Finds pages, follows links, and the page content does not matter. It won’t crawl password protected sites, usually avoids dynamic content due to “spider traps”, and respects robots.txt and meta tag exclusions.
Primary job is to evaluate and score content (text, meta tag info, anchor text of incoming links, etc.). Removes duplicates and aliases and filters spam. When the indexer detects spam, it adds the domain to its “do not crawl list”.
Don’t require cookies or session IDs. Doing so can harm your site’s ability to be indexed. Why? Since the spider does not accept either, your content management system may start to feed the spider the same page over and over again with different session IDs. This causes a “spider trap” and an endless loop for the spider which evenutally times out and backs out. A strong warning is if one engine has a page saturation that is out of proportion to the others, that is a red flag that a spider trap occurred. You risk having your site dropped by that search engine within the next 90 days due to “indexing bloat”.
If you use a 404 error page, use only one generic paged designed for that purpose, but do not, for any reason, redirect the 404 to your home page. Ensure that the title of this page is named “Error 404” this will alert the spider and it will move on without indexing.

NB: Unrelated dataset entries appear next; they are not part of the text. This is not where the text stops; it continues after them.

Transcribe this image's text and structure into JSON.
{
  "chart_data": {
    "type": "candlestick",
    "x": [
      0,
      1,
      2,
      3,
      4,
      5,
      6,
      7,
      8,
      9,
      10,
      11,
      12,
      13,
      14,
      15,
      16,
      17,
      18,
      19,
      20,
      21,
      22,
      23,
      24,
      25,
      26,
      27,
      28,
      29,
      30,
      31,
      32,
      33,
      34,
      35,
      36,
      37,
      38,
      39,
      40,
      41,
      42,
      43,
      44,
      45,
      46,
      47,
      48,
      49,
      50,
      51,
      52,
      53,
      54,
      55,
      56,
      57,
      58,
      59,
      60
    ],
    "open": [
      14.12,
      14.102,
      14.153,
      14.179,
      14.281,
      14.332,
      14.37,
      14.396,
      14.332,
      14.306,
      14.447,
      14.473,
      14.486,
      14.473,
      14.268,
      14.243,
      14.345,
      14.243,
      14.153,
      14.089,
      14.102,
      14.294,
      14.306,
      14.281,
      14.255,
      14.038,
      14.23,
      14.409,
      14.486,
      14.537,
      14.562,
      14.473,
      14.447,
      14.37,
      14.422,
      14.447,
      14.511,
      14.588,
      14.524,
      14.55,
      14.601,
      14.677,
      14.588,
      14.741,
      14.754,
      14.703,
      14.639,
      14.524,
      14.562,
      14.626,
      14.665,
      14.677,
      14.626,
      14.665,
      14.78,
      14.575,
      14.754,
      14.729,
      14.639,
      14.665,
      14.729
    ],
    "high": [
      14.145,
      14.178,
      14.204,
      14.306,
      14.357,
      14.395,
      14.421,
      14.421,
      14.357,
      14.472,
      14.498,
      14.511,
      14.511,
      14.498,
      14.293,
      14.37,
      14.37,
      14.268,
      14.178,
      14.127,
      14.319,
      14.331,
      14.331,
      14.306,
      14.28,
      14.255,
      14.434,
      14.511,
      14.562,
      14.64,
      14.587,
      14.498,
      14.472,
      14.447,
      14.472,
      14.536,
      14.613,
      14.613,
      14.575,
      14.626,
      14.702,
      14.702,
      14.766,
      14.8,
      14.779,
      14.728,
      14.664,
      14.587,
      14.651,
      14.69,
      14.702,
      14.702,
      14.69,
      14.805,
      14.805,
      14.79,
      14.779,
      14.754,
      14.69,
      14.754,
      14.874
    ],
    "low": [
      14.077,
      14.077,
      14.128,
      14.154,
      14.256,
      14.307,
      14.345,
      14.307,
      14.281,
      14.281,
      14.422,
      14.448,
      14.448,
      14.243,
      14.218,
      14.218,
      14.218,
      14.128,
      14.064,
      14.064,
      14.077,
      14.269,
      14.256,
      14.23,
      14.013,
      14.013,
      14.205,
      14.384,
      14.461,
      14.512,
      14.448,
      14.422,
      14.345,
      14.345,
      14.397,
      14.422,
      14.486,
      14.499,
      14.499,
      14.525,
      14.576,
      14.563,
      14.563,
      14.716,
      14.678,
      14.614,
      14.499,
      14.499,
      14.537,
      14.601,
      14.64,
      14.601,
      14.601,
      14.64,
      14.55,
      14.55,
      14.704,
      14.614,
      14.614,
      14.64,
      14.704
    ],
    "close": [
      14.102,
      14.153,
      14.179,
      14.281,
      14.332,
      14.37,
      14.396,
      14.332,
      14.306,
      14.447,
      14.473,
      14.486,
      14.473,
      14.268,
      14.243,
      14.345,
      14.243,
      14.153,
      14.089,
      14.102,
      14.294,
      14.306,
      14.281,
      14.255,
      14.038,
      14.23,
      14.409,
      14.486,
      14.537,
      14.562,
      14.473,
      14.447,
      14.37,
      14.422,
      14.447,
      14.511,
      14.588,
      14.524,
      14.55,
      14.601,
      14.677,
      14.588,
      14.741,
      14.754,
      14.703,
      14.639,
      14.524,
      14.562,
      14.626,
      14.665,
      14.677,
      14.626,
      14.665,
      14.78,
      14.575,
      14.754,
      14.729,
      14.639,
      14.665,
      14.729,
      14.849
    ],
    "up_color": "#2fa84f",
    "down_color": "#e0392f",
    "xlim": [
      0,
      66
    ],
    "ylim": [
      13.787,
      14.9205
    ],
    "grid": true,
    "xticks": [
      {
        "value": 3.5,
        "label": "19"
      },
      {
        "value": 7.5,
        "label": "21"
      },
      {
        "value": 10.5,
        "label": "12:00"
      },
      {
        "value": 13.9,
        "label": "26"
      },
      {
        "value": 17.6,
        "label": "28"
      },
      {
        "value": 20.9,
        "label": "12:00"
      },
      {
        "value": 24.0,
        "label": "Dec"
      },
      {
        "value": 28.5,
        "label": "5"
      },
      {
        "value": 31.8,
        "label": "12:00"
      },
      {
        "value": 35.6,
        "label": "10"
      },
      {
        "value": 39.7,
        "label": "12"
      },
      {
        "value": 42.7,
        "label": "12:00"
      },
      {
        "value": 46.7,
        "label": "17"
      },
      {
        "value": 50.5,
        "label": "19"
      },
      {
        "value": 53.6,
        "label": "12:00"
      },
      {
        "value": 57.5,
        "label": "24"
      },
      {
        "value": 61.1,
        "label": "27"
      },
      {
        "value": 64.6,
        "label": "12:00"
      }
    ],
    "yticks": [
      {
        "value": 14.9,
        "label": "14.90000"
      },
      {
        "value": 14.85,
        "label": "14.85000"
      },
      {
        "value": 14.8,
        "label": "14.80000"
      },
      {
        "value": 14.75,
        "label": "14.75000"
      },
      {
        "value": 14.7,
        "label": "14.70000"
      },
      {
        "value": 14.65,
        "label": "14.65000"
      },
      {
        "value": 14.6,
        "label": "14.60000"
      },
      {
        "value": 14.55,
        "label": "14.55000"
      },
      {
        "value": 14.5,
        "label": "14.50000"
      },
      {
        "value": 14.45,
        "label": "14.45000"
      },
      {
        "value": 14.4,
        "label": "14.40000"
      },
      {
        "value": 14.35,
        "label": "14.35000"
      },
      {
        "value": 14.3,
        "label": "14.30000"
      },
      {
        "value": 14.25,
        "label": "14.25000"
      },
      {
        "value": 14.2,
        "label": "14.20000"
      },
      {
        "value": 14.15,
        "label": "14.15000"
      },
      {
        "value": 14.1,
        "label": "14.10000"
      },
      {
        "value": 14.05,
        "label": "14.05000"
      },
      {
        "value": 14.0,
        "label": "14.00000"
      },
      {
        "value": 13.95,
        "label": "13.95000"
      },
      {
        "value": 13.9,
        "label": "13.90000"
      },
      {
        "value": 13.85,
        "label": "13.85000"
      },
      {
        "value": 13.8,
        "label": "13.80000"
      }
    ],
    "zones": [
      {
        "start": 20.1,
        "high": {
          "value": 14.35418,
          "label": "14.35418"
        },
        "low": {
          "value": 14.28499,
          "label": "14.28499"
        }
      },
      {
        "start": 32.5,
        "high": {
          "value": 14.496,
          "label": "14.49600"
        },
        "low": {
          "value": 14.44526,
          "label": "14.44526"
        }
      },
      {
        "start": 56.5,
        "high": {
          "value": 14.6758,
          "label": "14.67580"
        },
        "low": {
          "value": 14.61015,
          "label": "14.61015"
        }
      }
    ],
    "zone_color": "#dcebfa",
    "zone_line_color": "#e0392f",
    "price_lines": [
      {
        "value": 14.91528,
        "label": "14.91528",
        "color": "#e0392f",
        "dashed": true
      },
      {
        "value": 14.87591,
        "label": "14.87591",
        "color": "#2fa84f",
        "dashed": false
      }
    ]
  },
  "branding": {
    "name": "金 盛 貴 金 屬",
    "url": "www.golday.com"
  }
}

If you have moved your site or moved content, use a permanent 301 to point to the new content/domain. This will inform the spider and it will make note and crawl the site properly on its next visit. Doing so also has benefits as it will transfer all of the link credit from the old site to the new one. User bookmarks still function, as well as all old links. 301s can be left for long periods of time.
Avoid Excessive URL Depth
Having a deep site decreases the chance that the spider will find all of your pages. Very deep URLs tend not to rank as well, and make it difficult for visitors to email to others.
This would be classified as Depth One. It is NOT suggested here to have all pages on the root of the domain. Having depth of two or three levels would be acceptable.
This is six levels and probably would NOT be crawled.
Data-base Driven Sites
Static URLs get crawled, and dymanic pages that have incoming links from static pages will get crawled. However, links between dynamic pages are often problematic and sometimes do not get crawled. Limit the “URL Depth” when using a dynamic-to-static internal linking strategy. It is suggested to use the “Trusted Feed” program for Yahoo! Search. I highly recommend Evelyn Hepner at Position Technologies. Your site will need a minimum of 250 indexable pages. While you do have to pay for every click, by having the XML feed it could be more cost effective to do it this way than to change your entire architecture of your site.
Index Friendly Pages
It is vital that your site has unique content. The titles that you use should be page specific, meaning that the title of each page should be unique to the content on that page. This is also true with your meta tags, specifically with the description and keywords. If you update the page’s content in the future, review your title, description and keyword tags to ensure they are still relevant to the content. Only separate pages when there is separate content. Yahoo! would rather see one long page than five small pages.
You should avoid “spam” at all costs. This includes using “doorway pages” and “doorway domains”. Keyword stuffing is another area that should be avoided. Hidden text (text that is the same color as the background), hidden links, and even deceptive CSS can be detected by the indexer and viewed as spam. Link Farms, massive domain interlinking, which includes off-topic links (which tend to dilute valuable links), and cloaking are also areas to avoid.
Report “Spam” to Yahoo!
To report Spam sent an email with as much information as possible (the keywords used in the search, offending URL, and why it is considered spam) to: email@example.com.
Review Yahoo! Content Guidelines
It would be highly recommended to keep up-to-date on the content guidelines from Yahoo! at least once per quarter.
Designing in Flash
Yahoo! does not currently crack open Flash files to either follow links or extract textual elements. Even with the SDK from Macromedia the extracting text from SWF files provided little, if any, value. It was found that content providers weren’t optimizing the content for the search engines.
Test Your Site
You can use programs like Anawave’s WebSnake to mimic a “crawl” through your website to determine if a spider could deep crawl your site.